The one who realizes in anguish his condition as being thrown into a responsibility which extends to his very abandonment has no longer either remorse or regret or excuse; he is no longer anything but a freedom which perfectly reveals itself and whose being resides in this very revelation. But as we pointed out at the beginning of this work, most of the time we flee anguish in bad faith (Being and Nothingness, p.711).
Part of my (barely surviving) MA thesis in Philosophy examines Sartre’s understanding of the self or subjectivity. The above is also quoted in a paper I wrote for my class last year on that topic.

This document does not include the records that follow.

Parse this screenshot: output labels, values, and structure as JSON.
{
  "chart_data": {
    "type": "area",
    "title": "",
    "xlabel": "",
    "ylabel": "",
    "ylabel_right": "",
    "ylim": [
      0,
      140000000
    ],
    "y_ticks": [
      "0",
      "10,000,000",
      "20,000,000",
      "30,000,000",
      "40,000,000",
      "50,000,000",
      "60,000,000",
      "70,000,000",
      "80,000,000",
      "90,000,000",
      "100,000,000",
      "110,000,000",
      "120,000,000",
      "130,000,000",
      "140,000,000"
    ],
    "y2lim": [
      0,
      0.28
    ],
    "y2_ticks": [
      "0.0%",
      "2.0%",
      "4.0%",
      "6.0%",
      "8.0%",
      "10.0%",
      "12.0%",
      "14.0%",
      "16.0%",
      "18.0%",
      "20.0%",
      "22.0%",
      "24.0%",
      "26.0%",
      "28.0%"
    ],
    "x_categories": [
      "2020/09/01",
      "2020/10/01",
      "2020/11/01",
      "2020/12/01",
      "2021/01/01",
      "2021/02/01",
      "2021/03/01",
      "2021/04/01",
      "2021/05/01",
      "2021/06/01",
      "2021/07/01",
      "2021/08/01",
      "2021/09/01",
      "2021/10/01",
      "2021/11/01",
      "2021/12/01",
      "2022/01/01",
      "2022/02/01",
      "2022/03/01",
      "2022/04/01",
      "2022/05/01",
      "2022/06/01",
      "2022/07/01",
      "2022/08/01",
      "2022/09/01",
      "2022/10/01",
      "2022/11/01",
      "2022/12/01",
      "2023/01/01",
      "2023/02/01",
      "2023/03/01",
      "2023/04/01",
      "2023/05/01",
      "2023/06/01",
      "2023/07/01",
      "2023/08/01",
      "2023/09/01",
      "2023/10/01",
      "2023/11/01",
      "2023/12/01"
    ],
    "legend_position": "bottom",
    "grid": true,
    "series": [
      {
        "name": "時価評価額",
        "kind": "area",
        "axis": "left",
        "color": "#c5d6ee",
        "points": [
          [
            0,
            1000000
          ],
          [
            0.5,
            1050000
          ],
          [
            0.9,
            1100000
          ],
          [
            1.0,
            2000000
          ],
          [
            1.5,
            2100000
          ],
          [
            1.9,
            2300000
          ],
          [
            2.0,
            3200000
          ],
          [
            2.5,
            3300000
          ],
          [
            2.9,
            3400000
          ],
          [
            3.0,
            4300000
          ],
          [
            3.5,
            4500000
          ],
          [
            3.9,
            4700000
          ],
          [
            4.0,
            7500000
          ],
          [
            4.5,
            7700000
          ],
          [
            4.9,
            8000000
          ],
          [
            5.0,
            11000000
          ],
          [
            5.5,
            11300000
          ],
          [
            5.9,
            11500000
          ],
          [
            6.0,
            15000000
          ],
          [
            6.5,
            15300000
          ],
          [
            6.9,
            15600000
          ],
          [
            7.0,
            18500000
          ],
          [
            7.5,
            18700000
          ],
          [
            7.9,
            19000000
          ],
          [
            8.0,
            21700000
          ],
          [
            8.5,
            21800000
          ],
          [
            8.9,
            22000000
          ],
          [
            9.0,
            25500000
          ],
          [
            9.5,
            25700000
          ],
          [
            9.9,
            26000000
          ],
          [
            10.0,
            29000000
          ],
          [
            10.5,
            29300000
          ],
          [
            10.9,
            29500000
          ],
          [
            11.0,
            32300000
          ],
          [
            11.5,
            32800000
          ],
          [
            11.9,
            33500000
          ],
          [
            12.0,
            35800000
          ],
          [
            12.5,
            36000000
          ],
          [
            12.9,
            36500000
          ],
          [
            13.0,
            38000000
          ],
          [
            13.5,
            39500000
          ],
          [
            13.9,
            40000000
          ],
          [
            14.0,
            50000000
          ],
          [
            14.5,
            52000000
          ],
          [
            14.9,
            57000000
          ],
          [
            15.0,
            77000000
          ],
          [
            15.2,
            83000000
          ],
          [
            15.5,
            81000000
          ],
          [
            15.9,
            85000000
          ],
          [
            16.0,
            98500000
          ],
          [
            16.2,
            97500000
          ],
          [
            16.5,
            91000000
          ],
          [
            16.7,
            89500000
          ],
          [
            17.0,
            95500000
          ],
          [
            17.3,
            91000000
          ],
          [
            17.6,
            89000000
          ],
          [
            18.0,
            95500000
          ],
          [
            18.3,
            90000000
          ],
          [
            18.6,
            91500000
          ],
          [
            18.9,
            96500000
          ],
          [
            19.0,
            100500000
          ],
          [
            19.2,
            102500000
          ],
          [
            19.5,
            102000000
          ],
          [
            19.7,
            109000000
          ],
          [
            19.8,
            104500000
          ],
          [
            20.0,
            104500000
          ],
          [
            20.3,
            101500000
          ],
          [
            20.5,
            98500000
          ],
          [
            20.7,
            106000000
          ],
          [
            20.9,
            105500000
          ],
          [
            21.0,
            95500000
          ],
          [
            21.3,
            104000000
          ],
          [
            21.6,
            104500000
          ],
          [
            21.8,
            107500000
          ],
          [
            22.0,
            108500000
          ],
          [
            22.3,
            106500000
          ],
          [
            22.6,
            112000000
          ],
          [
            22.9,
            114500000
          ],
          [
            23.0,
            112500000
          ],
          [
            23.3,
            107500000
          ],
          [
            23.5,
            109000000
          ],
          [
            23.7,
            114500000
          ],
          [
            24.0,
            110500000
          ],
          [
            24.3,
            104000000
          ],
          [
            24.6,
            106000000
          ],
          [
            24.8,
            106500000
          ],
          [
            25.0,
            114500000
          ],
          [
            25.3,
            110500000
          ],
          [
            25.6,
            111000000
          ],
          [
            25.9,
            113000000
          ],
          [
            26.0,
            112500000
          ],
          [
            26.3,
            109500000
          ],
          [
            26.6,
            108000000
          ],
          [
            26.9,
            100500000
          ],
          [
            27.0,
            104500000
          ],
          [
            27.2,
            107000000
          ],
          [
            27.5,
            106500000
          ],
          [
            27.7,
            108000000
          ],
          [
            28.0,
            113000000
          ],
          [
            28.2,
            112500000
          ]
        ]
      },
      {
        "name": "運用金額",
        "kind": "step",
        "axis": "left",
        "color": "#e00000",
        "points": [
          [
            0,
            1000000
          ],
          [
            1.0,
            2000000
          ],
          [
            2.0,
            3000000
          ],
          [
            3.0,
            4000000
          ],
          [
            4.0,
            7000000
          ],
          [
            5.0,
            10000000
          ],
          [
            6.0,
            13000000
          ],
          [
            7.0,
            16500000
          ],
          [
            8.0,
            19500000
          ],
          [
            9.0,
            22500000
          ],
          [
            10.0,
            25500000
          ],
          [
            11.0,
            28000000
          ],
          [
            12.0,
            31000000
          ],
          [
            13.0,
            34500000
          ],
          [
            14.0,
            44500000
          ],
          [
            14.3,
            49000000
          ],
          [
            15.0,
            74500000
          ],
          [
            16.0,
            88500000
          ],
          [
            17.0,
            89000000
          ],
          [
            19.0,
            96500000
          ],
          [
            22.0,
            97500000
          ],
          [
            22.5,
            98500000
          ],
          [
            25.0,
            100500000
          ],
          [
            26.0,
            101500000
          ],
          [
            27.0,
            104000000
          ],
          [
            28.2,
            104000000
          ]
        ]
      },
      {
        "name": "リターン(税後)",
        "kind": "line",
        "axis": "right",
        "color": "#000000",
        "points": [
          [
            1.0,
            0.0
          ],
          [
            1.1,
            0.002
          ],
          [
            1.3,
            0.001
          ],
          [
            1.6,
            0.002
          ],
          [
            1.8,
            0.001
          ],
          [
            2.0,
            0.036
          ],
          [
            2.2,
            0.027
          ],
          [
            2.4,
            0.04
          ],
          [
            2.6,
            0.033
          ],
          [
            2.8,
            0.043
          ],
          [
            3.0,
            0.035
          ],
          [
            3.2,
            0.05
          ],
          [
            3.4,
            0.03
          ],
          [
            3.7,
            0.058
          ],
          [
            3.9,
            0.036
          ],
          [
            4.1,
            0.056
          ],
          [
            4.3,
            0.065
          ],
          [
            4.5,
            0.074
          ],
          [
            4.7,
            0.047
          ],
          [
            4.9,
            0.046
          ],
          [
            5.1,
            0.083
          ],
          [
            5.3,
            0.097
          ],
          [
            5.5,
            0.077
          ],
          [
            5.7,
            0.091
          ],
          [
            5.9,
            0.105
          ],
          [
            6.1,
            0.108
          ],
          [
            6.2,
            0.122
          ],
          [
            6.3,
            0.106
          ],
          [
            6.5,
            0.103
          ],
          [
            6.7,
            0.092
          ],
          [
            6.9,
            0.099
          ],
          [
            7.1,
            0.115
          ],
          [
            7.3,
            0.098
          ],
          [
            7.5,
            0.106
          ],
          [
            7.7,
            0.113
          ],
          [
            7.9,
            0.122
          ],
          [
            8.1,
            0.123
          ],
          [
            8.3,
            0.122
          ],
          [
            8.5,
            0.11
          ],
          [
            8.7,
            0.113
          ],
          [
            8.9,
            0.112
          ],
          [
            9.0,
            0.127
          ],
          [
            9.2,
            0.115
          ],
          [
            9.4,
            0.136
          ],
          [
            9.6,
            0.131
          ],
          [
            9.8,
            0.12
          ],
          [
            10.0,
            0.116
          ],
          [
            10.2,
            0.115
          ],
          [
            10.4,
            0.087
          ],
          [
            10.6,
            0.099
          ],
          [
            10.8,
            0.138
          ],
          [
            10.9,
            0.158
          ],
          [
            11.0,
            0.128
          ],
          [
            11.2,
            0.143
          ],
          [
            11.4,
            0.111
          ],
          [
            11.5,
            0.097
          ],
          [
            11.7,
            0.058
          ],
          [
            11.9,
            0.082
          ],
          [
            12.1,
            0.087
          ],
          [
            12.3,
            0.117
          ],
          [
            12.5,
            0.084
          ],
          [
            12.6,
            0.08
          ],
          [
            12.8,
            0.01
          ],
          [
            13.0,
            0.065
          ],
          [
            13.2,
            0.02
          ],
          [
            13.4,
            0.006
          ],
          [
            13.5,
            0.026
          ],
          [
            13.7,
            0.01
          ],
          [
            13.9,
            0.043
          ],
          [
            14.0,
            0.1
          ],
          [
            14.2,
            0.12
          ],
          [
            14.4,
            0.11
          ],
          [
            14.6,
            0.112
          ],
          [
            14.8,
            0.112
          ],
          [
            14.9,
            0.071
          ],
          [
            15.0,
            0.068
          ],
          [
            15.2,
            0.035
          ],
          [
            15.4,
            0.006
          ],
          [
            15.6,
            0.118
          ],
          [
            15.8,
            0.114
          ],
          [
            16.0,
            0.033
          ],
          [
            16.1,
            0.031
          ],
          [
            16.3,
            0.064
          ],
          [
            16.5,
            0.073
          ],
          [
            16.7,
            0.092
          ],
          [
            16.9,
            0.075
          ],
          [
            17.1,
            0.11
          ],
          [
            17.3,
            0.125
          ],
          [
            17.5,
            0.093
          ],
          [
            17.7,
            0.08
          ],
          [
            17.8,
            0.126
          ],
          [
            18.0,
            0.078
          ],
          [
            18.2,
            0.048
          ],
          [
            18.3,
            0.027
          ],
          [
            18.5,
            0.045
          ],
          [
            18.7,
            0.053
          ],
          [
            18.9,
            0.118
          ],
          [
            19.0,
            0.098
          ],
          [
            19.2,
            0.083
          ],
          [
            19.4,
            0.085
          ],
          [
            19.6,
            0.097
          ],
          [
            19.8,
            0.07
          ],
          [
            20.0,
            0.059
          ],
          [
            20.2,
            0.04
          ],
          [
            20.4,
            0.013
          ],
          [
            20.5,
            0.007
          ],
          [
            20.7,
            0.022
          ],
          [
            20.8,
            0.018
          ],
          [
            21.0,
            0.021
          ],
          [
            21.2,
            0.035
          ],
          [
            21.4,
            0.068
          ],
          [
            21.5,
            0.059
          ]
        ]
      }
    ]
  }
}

I find in Sartre one of the most poetic and poignant critiques of Western dualism – and yet Sartre the man is hardly the exemplary figure of emancipation, freedom, and spontaneity.
The power of the very idea of realizing in anguish the fact that I am in a world which goes beyond my choosing, beyond my ability to escape, brings with it relief. Realizing this, accepting it, I become the freedom I always have been, between an unclear future and a similarly changing past. Yet, Sartre is probably all too correct to say that we flee anguish in bad faith. That is, we can’t handle our own freedom; we desperately seek to pin down a future or live in our past joys and accomplishments.

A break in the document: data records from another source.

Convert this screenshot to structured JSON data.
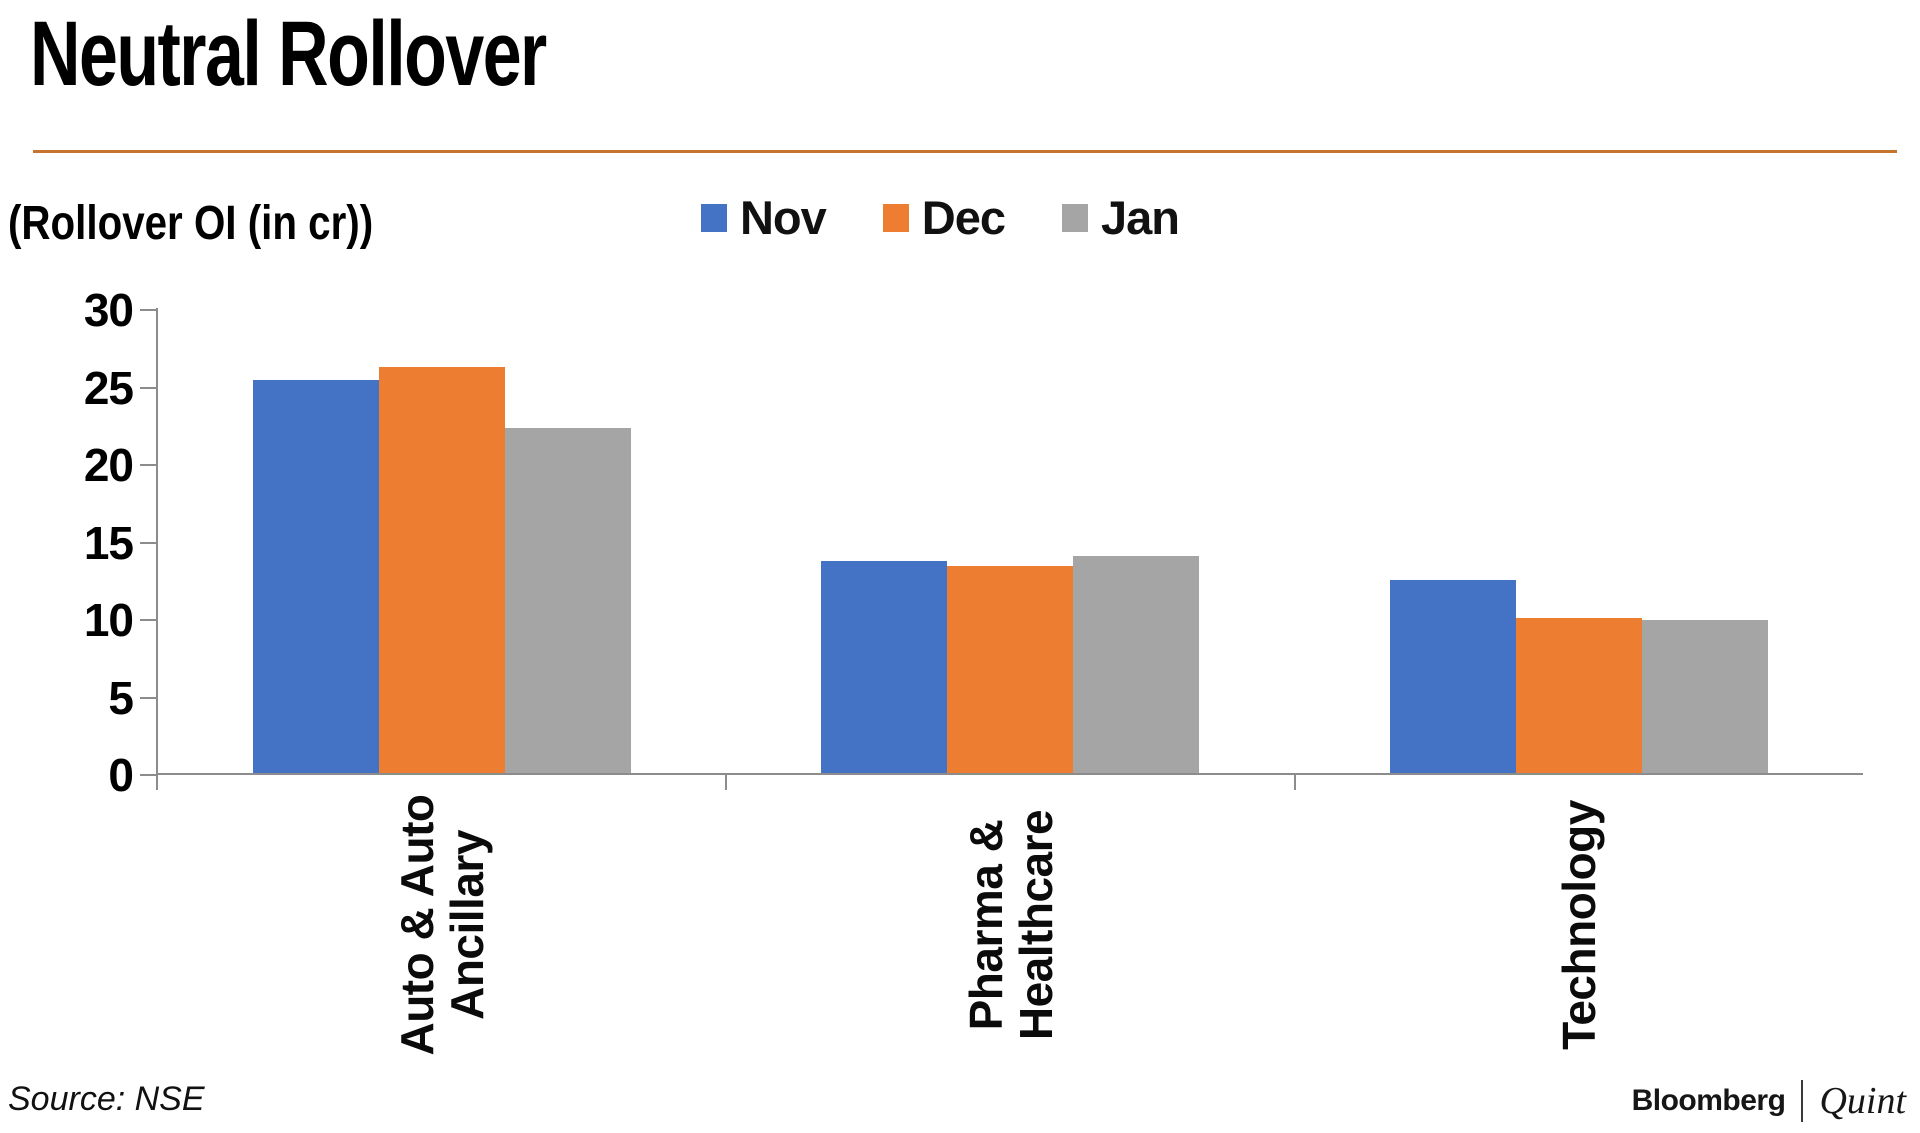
{
  "header": {
    "title": "Neutral Rollover"
  },
  "colors": {
    "rule_orange": "#C4742F",
    "axis_gray": "#8C8C8C",
    "nov_blue": "#4472C4",
    "dec_orange": "#ED7D31",
    "jan_gray": "#A5A5A5",
    "text_black": "#000000"
  },
  "chart_data": {
    "type": "bar",
    "title": "Neutral Rollover",
    "ylabel": "(Rollover OI (in cr))",
    "xlabel": "",
    "categories": [
      "Auto & Auto Ancillary",
      "Pharma & Healthcare",
      "Technology"
    ],
    "category_label_lines": [
      [
        "Auto & Auto",
        "Ancillary"
      ],
      [
        "Pharma &",
        "Healthcare"
      ],
      [
        "Technology"
      ]
    ],
    "series": [
      {
        "name": "Nov",
        "color": "#4472C4",
        "values": [
          25.5,
          13.8,
          12.6
        ]
      },
      {
        "name": "Dec",
        "color": "#ED7D31",
        "values": [
          26.3,
          13.5,
          10.1
        ]
      },
      {
        "name": "Jan",
        "color": "#A5A5A5",
        "values": [
          22.4,
          14.1,
          10.0
        ]
      }
    ],
    "ylim": [
      0,
      30
    ],
    "ytick_step": 5,
    "legend_position": "top",
    "grid": false
  },
  "footer": {
    "source": "Source: NSE",
    "brand_left": "Bloomberg",
    "brand_right": "Quint"
  }
}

Perhaps my favorite part of Sartre’s work is his realization of the radical solution to bad faith: play.
Play, like Kierkegaard’s irony, releases subjectivity. What is play indeed if not an activity of which man is the first origin, for which man himself sets the rules, and which has no consequences except according to the rules posited? As soon as a man apprehends himself as free and wishes to use his freedom, a freedom, by the way, which could just as well be his anguish, then his activity is play (BN, p.741).

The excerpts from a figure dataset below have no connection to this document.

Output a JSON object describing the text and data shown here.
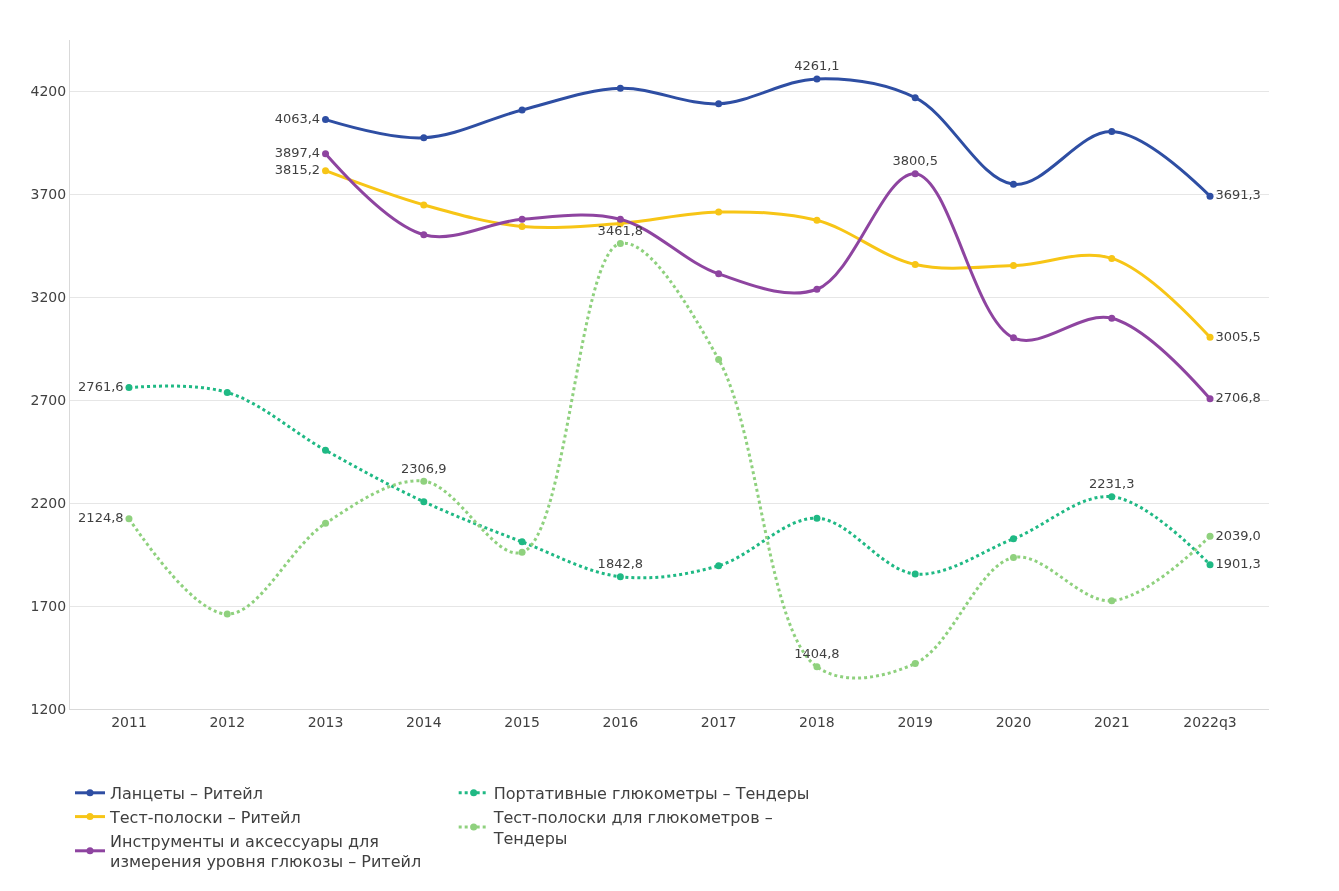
{
  "chart_data": {
    "type": "line",
    "categories": [
      "2011",
      "2012",
      "2013",
      "2014",
      "2015",
      "2016",
      "2017",
      "2018",
      "2019",
      "2020",
      "2021",
      "2022q3"
    ],
    "ylim": [
      1200,
      4450
    ],
    "yticks": [
      1200,
      1700,
      2200,
      2700,
      3200,
      3700,
      4200
    ],
    "grid": "y",
    "legend": "bottom",
    "marker": "circle",
    "series": [
      {
        "name": "Ланцеты – Ритейл",
        "color": "#2e4ea3",
        "line_style": "solid",
        "values": [
          null,
          null,
          4063.4,
          3975,
          4110,
          4215,
          4140,
          4261.1,
          4170,
          3749,
          4005,
          3691.3
        ],
        "value_labels": [
          null,
          null,
          "4063,4",
          null,
          null,
          null,
          null,
          "4261,1",
          null,
          null,
          null,
          "3691,3"
        ]
      },
      {
        "name": "Тест-полоски – Ритейл",
        "color": "#f7c516",
        "line_style": "solid",
        "values": [
          null,
          null,
          3815.2,
          3649,
          3544,
          3559,
          3614,
          3574,
          3359,
          3354,
          3389,
          3005.5
        ],
        "value_labels": [
          null,
          null,
          "3815,2",
          null,
          null,
          null,
          null,
          null,
          null,
          null,
          null,
          "3005,5"
        ]
      },
      {
        "name": "Инструменты и аксессуары для измерения уровня глюкозы – Ритейл",
        "color": "#8e44a0",
        "line_style": "solid",
        "values": [
          null,
          null,
          3897.4,
          3504,
          3579,
          3579,
          3314,
          3239,
          3800.5,
          3003,
          3098,
          2706.8
        ],
        "value_labels": [
          null,
          null,
          "3897,4",
          null,
          null,
          null,
          null,
          null,
          "3800,5",
          null,
          null,
          "2706,8"
        ]
      },
      {
        "name": "Портативные глюкометры – Тендеры",
        "color": "#1fb984",
        "line_style": "dotted",
        "values": [
          2761.6,
          2738,
          2457,
          2207,
          2012,
          1842.8,
          1896,
          2127,
          1856,
          2027,
          2231.3,
          1901.3
        ],
        "value_labels": [
          "2761,6",
          null,
          null,
          null,
          null,
          "1842,8",
          null,
          null,
          null,
          null,
          "2231,3",
          "1901,3"
        ]
      },
      {
        "name": "Тест-полоски для глюкометров – Тендеры",
        "color": "#8fd17e",
        "line_style": "dotted",
        "values": [
          2124.8,
          1661,
          2102,
          2306.9,
          1961,
          3461.8,
          2898,
          1404.8,
          1421,
          1936,
          1726,
          2039.0
        ],
        "value_labels": [
          "2124,8",
          null,
          null,
          "2306,9",
          null,
          "3461,8",
          null,
          "1404,8",
          null,
          null,
          null,
          "2039,0"
        ]
      }
    ]
  }
}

How can we make all of life a play? Is it in the smiling eyes of a lover gazing into your own? Is it in running like a child in nature, finding new worlds amongst the trees? Is it in deep meditation, when ego yields and openness reigns? Or the stillness of a sunset, and gazing upward in the night at eternity…
We have the power to set our own rules; to live the epics, the heroic tales and the romances within our hearts. Yet we too often flee to others, to institutions, to secure abodes, to rules set out for us. Sigh… Paint your life as a master portrait of infinity. Find colors bolder than the sun and softer than silk lace; find them within and share them with all.